Safety and Effectiveness of Weekly Carfilzomib, Lenalidomide, Dexamethasone, and Daratumumab Combination Therapy for Patients With Newly Diagnosed Multiple Myeloma: The MANHATTAN Nonrandomized Clinical Trial.

机构信息

Myeloma Service, Department of Medicine, Memorial Sloan Kettering Cancer Center, New York, New York.

Myeloma Program, Sylvester Comprehensive Cancer Center, University of Miami, Miami, Florida.

出版信息

JAMA Oncol. 2021 Jun 1;7(6):862-868. doi: 10.1001/jamaoncol.2021.0611.

DOI:10.1001/jamaoncol.2021.0611
PMID:33856405
原文链接:https://pmc.ncbi.nlm.nih.gov/articles/PMC8050789/
Abstract

IMPORTANCE

Recently, the benefit of adding daratumumab to the proteasome inhibitor-based, 3-drug combination of bortezomib, lenalidomide, and dexamethasone for patients with newly diagnosed multiple myeloma who underwent high-dose melphalan chemotherapy and autologous hemopoietic cell transplant was assessed.
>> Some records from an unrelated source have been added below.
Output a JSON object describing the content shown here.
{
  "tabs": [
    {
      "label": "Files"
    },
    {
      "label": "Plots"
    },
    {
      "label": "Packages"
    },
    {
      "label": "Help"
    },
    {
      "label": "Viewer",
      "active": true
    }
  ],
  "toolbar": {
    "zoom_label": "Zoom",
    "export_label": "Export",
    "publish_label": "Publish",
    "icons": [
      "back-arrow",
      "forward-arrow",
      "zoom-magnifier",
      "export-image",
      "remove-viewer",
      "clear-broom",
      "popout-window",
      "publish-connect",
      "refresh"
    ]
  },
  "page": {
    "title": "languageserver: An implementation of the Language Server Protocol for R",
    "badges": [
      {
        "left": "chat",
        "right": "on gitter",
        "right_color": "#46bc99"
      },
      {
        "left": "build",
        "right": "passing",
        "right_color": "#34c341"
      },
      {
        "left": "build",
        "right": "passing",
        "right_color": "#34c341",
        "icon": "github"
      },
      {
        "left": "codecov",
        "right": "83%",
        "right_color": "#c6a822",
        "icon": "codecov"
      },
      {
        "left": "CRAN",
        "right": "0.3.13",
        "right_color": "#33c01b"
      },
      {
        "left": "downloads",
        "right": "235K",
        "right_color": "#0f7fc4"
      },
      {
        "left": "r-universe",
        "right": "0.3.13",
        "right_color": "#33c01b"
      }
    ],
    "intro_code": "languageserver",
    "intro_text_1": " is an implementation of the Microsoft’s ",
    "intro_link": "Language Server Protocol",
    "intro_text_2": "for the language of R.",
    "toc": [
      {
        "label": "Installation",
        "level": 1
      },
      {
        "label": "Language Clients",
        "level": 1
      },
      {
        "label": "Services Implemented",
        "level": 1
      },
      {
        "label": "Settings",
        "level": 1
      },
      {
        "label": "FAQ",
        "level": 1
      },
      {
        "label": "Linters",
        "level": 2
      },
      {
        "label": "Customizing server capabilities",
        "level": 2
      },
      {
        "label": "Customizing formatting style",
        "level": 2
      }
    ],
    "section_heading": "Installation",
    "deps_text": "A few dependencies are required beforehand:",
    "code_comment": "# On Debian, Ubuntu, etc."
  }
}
Here, we examine the addition of daratumumab to the second-generation proteasome inhibitor-based, 3-drug combination of carfilzomib, lenalidomide, and dexamethasone.

OBJECTIVE

To assess the safety and effectiveness of carfilzomib-lenalidomide-dexamethasone-daratumumab combination therapy for patients with newly diagnosed multiple myeloma, in the absence of high-dose melphalan chemotherapy and autologous hemopoietic cell transplant.

DESIGN, SETTING, AND PARTICIPANTS: Clinical and correlative pilot study at the Memorial Sloan Kettering Cancer Center in New York, New York. Patients with newly diagnosed multiple myeloma were enrolled between October 1, 2018, and November 15, 2019. The median follow-up from start of treatment was 20.3 months (95% CI, 19.2-21.9 months).

INTERVENTIONS

Eight 28-day cycles with intravenous carfilzomib, 20/56 mg/m2 (days 1, 8, and 15); oral lenalidomide, 25 mg, (days 1-21); dexamethasone, 40 mg weekly, orally or intravenously (cycles 1-4), and 20 mg after cycle 4; and intravenous daratumumab, 16 mg/kg (days 1, 8, 15, and 22 [cycles 1-2]; days 1 and 15 [cycles 3-6]; and day 1 [cycles 7 and 8]).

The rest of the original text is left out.